PST_Nm-induced PSA promotes neurite outgrowth and cell migration. Theses studies utilized mESCs expressing GFP under the HB9 promoter. A, undifferentiated cultures of mESCs were processed for PSA immunoblotting. These cells have undetectable levels of PSA as shown in control samples treated with the enzyme without donor substrate. However, incubation with both PST_Nm and substrate produced a large PSA band above 250 kDa, which was removed with endo-N treatment. B, EBs of these mESCs were induced to differentiate toward a motoneuronal phenotype, using retinoic acid and SHH analog. At the end of incubation on day 6, control cells had extended GFP-positive neurites. With cells that were modified to stably express mouse PST (PST), there was substantially more neurite outgrowth, and GFP-positive cell bodies were observed migrating out of the EBs (arrowheads), which started to flatten and disperse. Treatment of the EB cultures with PST_Nm and donor substrate produced an effect similar to mouse PST, enhancing both neurite outgrowth and cell migration. When cells expressing mouse PST were also treated with PST_Nm and substrate, the effects on neurite outgrowth and cell migration were enhanced, with EBs appearing to completely disintegrate and neurites and cells covering most of the dish floor.
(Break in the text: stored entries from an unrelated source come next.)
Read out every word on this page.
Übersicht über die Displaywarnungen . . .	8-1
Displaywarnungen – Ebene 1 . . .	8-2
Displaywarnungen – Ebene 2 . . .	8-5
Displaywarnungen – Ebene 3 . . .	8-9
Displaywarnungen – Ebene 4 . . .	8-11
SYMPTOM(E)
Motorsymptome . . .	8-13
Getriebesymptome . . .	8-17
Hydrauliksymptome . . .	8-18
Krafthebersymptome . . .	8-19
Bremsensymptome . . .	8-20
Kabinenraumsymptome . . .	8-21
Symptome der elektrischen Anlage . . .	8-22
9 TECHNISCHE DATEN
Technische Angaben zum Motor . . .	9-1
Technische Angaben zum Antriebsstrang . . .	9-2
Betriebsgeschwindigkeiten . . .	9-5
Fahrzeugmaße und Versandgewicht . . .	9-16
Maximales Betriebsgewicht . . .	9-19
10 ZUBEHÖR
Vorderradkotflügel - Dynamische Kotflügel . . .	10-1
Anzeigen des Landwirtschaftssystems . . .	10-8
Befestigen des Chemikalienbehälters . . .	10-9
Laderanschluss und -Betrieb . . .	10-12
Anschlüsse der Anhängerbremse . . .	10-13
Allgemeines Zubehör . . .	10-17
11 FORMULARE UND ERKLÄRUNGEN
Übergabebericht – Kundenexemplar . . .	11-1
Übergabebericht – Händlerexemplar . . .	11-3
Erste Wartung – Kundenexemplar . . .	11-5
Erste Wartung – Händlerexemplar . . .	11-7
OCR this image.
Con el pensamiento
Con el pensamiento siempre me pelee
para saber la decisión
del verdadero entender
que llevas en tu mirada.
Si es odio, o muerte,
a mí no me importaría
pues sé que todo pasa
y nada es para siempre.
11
Scale bar, 100 μm. C, immunostaining of 6-day cultures that were pretreated with PST_Nm and substrate showed PSA on the GFP-positive neurites of motoneurons as well as on the GFP-negative neurites (see overlay) of cells that differentiated into other neuronal types. Scale bar, 100 μm. D, the PSA-induced spreading of neurites and cells on the dish floor was estimated by measuring the density of GFP fluorescence/surface area (NIH ImageJ 1.45). Like the PST gene, PST_Nm/substrate increased the spreading of neurites and cells, and the effect was much higher with the use of both enzymes (one-way ANOVA: p < 0.0001, F = 23.33; Tukey's post-test: *, p < 0.05; **, p < 0.01; ***, p < 0.001; error bars: S.E.).